L'organisation est exemplaire, les sacs contenants nos vêtements de rechanges (fournis et étiquettés par l'organisation) sont à remettre aux camions correspondants, 35 000 sacs à récupérer en 1 heure et denie et pourtant tout est d'une fluidité exemplaire. Il faut dire que les japonais y mettent les moyens, le nombre de "participants à l'organisation' est ahurissant, tout le monde est dans le "trip" du marathon, nombre de ces volontaires sont des perdants du tirage au sort, comme quoi le fairplay règne en maitre ici.

Une fois délesté de cet excédent de bagages, il ne reste plus qu'à rejoindre notre zone de départ, une répartition des coureurs faite en fonction du temps qu'ils ont déclarés lors de l'inscription. C'est là que nous nous séparons, mon pote Morrslieb et moi même, il est C et je suis E.

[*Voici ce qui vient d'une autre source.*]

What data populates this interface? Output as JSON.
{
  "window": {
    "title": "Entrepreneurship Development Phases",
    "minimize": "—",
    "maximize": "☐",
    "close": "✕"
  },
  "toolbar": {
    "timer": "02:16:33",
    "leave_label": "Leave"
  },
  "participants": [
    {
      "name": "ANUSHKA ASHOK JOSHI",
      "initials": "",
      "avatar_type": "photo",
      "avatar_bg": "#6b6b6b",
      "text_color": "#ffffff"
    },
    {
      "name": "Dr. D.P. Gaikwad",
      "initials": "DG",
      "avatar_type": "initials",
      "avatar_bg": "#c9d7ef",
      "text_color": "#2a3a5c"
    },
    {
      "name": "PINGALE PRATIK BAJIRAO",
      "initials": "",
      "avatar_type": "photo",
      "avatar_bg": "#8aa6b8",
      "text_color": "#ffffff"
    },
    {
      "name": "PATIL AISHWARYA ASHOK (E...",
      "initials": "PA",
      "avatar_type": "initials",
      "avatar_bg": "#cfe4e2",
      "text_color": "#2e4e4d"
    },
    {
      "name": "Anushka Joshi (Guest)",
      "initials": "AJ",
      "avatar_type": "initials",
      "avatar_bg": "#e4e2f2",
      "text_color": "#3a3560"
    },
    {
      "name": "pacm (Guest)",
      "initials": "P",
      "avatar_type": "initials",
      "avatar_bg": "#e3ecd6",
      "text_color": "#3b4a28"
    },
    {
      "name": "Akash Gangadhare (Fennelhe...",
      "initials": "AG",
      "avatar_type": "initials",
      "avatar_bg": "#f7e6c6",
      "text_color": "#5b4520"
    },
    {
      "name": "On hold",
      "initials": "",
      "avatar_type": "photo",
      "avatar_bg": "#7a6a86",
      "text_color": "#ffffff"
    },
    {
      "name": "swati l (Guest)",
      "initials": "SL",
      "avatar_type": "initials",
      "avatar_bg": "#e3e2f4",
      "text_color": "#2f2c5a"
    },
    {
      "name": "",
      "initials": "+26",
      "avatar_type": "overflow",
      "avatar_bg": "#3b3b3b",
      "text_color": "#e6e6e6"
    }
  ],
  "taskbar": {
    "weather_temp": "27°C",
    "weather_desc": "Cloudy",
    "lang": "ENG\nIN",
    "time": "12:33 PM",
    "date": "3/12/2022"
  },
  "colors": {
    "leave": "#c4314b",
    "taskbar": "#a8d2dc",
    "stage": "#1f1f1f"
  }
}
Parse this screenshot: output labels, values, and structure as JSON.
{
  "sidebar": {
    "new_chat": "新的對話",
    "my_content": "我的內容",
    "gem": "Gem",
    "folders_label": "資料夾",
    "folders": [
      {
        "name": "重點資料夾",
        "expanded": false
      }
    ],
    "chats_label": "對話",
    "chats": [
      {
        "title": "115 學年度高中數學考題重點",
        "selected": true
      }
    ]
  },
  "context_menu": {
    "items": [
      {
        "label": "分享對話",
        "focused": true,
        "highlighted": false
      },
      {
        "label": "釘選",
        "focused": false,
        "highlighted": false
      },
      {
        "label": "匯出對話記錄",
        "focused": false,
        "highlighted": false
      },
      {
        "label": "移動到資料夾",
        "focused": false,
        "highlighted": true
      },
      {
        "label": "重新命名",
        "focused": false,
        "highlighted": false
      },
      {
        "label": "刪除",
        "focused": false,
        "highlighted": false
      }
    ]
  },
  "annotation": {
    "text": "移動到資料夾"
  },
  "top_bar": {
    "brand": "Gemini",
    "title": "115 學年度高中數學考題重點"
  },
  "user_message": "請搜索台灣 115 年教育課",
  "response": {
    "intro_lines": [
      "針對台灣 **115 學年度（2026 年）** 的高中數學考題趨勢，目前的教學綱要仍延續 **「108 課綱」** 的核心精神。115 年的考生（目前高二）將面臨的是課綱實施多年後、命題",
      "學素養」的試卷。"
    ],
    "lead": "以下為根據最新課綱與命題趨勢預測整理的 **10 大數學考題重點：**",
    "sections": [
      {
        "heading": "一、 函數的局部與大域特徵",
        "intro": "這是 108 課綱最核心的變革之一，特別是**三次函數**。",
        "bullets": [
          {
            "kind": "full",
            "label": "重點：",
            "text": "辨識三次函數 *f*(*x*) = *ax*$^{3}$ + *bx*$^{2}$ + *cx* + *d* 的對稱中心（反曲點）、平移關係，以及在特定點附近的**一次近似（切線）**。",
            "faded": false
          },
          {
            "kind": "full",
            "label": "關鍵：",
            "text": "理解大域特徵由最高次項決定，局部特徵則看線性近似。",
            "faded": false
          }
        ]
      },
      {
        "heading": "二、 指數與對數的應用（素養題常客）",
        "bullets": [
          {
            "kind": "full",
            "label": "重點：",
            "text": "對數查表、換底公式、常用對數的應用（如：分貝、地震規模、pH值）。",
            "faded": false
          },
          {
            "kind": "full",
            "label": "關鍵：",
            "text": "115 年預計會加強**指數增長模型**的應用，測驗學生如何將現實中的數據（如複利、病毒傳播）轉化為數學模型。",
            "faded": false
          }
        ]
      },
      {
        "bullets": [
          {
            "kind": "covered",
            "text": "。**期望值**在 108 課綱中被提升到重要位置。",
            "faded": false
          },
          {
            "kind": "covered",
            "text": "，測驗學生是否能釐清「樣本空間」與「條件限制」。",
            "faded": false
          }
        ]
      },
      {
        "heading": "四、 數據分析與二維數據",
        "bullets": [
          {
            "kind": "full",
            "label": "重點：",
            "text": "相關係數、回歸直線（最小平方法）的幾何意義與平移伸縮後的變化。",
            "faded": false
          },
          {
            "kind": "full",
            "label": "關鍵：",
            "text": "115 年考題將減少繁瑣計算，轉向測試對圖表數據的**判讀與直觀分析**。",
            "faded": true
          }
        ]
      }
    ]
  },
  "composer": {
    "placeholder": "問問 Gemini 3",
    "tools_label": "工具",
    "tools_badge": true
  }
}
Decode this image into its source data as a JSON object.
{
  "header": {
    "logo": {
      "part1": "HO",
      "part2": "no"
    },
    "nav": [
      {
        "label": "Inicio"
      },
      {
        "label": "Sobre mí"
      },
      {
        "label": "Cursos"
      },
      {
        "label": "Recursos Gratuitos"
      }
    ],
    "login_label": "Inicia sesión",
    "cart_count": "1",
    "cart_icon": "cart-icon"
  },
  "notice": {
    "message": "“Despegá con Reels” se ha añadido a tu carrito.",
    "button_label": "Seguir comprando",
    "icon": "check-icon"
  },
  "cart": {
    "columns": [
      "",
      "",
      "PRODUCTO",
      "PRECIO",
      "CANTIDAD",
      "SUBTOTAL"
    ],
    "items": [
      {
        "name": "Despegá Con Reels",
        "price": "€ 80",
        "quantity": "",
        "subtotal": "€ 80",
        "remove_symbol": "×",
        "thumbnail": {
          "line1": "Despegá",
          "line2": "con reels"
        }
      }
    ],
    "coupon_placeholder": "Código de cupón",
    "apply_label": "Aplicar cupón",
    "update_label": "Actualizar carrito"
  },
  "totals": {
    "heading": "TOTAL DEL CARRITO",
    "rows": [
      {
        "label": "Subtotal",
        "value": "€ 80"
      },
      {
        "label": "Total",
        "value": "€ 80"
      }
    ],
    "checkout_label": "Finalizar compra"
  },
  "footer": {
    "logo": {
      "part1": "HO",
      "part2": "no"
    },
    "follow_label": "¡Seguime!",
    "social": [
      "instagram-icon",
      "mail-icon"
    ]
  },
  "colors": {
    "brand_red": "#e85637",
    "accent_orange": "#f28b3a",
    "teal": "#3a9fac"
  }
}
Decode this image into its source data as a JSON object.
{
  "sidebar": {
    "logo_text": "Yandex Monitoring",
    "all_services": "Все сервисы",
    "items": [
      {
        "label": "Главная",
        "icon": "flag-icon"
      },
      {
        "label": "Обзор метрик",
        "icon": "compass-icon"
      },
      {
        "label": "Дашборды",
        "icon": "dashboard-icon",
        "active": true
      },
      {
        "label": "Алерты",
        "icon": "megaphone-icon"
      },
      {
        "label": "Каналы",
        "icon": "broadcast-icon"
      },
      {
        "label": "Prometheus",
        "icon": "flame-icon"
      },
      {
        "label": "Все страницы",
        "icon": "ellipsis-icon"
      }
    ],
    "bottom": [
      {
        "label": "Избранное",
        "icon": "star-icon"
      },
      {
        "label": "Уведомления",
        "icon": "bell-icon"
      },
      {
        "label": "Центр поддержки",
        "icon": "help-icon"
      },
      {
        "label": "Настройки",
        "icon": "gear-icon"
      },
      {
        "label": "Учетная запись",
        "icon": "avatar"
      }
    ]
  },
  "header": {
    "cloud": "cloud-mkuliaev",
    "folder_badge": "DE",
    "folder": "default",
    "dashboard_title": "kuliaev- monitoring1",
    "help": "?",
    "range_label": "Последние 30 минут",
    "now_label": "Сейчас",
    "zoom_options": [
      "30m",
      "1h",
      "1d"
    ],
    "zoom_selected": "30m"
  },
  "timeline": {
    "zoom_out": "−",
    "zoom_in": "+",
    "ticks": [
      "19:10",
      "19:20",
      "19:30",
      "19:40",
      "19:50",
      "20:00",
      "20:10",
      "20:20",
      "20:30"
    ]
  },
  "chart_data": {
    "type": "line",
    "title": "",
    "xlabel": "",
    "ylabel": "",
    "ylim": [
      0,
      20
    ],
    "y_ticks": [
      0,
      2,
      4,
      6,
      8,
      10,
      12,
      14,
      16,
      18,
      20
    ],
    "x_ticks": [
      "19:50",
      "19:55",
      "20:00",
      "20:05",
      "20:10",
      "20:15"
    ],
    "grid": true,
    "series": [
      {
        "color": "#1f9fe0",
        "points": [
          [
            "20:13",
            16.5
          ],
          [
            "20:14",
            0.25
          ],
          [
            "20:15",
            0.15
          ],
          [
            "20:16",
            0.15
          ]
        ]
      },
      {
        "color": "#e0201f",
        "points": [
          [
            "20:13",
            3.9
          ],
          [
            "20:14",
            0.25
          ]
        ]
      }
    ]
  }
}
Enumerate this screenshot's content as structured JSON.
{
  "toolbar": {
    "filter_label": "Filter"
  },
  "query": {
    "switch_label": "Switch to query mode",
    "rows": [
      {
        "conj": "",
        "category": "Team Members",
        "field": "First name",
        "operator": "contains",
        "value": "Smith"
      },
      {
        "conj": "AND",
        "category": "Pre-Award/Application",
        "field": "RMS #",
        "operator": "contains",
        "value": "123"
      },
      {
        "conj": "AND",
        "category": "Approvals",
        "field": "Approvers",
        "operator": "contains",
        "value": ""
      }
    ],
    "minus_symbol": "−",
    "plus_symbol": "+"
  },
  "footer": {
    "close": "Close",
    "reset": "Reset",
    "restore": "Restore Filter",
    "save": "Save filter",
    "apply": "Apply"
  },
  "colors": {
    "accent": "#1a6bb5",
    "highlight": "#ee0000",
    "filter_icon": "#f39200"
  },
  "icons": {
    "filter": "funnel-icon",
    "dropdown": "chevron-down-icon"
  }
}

La zone E est la dernière sur l'axe de départ devant la mairie de Tokyo, à partir de F ils sont en retrait, perpendiculaire à l'axe. Nous faisons partie des derniers à pouvoir profiter du spectacle du Top départ. L'attente est longue, plus d'une heure avant de commencer à battre le bitume.
La pluie ne cesse de tomber, certains comme moi ont conservé leur parapluie, d'autres sont protégés sous des sacs poubelles,et les autres baignent dans leur jus, de toute façon ce n'est qu'une question de temps pour que l'on soit tous logé à la même enseigne.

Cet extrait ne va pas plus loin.